In nearly every such controversial case, the narratives propagated by the media turned out to be at best grossly misleading and at worst irrefutably false. There is no clearer instance of this blatant media dishonesty than the now-infamous “hands up, don’t shoot” slogan, which became a rallying cry for activists based on the false notion that Michael Brown—who was fatally shot by officer Darren Wilson—raised his hands and calmy told Wilson “Don’t shoot.” Even though investigations into the incident unequivocally established that this did not happen—and that Wilson was justified in killing Brown out of self-defense—the “hands up, don’t shoot” narrative nevertheless took root. As journalist Christopher Caldwell wrote in reference to the Ferguson riots, “The country’s official culture” is “now squarely on the side of the protests”—even if any “neutral reading of the evidence” proves to the contrary.

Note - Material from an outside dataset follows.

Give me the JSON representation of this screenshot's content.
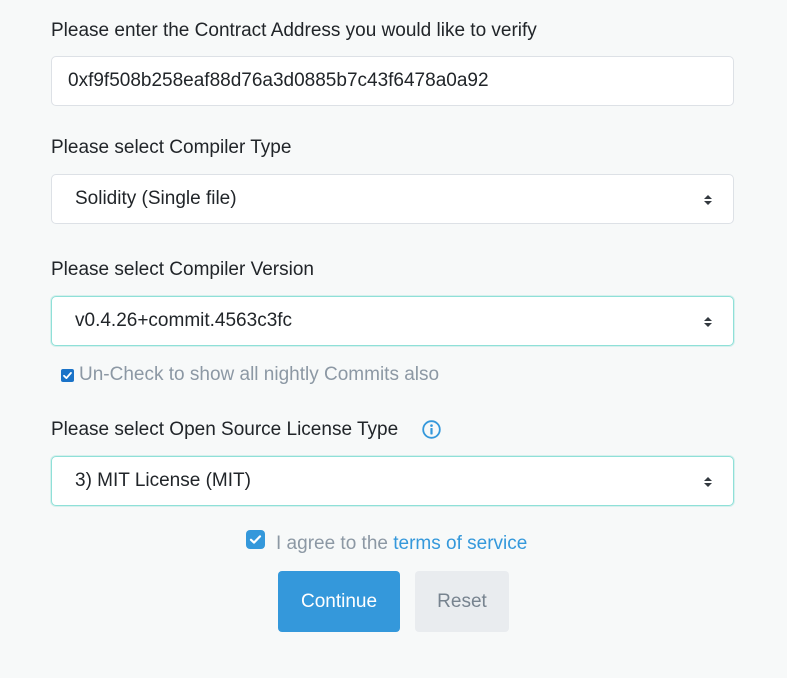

Of course, the media’s tendency for narrative-building and hoaxes is not limited to police encounters. For years, the media has routinely and intentionally misled the public about their political enemies, slandered high school students as raging white supremacists, and aided in left-wing schemes to advance accusations of systemic racism in every domain of American life.
This standard has become disturbingly commonplace on Capitol Hill, in newsrooms, and on college campuses throughout the country. It is thus refreshing and reassuring that the jury saw the 15-month-long smear campaign against Rittenhouse for what it was.
Yet just because justice prevailed this time does not mean it will in the future. The most important lesson from this case – for the media and the general public – may be that the American people should remain vigilant in anticipation of more attempts by the radical left to rewrite history and dispense with the truth in order to advance their progressive narratives. The future of the nation may depend on it.